I have a friend with the wonderful habit of bringing around cookies at just the right moment.
On one occasion the house was filled with ravenous skiers on the constant prowl for something to nibble.
On another I was down with a terrible cold and needed a treat.
They are very plain, unassuming even. But unexpectedly, delightfully, more-ish.

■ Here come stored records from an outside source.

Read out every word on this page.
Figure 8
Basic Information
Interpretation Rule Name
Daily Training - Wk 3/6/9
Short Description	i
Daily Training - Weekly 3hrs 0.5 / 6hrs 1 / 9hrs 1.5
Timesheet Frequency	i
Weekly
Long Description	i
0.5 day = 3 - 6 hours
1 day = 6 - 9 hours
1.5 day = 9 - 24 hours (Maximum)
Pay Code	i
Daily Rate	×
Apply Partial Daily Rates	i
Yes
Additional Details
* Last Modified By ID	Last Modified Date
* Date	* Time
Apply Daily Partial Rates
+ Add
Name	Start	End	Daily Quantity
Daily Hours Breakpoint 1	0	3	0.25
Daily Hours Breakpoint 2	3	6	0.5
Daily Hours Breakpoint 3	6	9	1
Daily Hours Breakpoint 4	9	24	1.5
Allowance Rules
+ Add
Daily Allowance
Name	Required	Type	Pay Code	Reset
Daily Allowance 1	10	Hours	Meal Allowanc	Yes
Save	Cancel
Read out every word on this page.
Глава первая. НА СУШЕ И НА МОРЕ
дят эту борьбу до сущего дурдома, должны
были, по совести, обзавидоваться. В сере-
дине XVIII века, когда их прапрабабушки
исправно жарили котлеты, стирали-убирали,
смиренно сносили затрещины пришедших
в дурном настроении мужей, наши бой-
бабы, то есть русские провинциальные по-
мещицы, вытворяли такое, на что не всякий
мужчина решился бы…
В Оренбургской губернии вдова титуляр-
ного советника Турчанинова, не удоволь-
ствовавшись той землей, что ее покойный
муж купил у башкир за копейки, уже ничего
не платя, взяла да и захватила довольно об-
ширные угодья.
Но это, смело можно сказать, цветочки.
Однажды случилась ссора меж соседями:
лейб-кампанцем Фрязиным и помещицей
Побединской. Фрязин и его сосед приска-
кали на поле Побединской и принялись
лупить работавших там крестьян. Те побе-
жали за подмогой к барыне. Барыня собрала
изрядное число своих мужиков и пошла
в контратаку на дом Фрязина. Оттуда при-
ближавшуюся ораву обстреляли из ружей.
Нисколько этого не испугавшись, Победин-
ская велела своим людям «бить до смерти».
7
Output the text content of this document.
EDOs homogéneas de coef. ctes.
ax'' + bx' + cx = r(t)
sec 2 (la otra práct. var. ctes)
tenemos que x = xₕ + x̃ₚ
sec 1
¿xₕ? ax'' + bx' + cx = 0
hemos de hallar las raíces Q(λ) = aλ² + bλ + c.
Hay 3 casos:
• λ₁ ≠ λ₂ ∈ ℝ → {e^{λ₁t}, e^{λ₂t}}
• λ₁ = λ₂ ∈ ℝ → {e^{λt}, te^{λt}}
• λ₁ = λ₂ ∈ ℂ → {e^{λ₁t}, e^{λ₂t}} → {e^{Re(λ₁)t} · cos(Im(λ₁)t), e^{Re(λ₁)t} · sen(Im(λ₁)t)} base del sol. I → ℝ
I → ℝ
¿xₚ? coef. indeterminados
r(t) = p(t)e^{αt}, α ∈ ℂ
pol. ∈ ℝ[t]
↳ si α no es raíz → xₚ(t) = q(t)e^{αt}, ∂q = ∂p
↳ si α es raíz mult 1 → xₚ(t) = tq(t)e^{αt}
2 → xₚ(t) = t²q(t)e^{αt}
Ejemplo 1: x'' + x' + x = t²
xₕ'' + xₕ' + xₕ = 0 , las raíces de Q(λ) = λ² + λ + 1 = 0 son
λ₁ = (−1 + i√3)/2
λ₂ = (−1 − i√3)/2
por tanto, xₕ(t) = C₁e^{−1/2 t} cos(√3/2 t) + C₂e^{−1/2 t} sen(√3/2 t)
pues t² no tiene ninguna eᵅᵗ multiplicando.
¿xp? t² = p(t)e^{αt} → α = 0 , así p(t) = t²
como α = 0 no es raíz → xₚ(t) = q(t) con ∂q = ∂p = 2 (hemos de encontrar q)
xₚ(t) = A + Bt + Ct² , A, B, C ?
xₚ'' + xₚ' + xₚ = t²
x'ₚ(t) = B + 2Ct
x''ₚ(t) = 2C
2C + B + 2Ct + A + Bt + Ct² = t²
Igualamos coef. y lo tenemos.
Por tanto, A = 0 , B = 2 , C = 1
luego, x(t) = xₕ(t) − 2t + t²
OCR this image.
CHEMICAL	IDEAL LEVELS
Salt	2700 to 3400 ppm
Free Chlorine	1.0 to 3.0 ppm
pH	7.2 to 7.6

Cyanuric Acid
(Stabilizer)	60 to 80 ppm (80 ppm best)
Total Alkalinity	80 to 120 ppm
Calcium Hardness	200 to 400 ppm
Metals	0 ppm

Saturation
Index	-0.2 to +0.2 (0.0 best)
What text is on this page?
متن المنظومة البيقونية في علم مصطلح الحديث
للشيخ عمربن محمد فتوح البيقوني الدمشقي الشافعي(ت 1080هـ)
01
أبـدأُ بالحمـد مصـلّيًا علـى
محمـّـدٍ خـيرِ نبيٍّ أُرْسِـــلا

Recipe for Susi’s Omi’s Butter Cookies
- 112g/4 oz butter
- 115g//4 oz/½ cup of golden caster sugar
- 270g/10 oz/2½ cups sifted flour
- 1 tsp vanilla paste
- ½ tsp baking powder
- 2 eggs
- Apricot and raspberry jam; and/or sugar sprinkles
- Preheat the oven to 180ºC.
- Mix all the ingredients, except the jam and one egg, in a mixing bowl until you have a non-sticky, elastic ball of dough (you can halve and refrigerate the rest for later).
- Roll out half the dough on lightly floured parchment paper on a baking tray.
- Beat the remaining egg, and brush the cookies with it. Decorate with dabs of jam (in the middle of the cookie) or sugar sprinkles.
- Bake for 6-10 minutes, until the edges are beginning to brown….watch the first batch carefully…every oven is different!
This post is dedicated to Susi Carrington.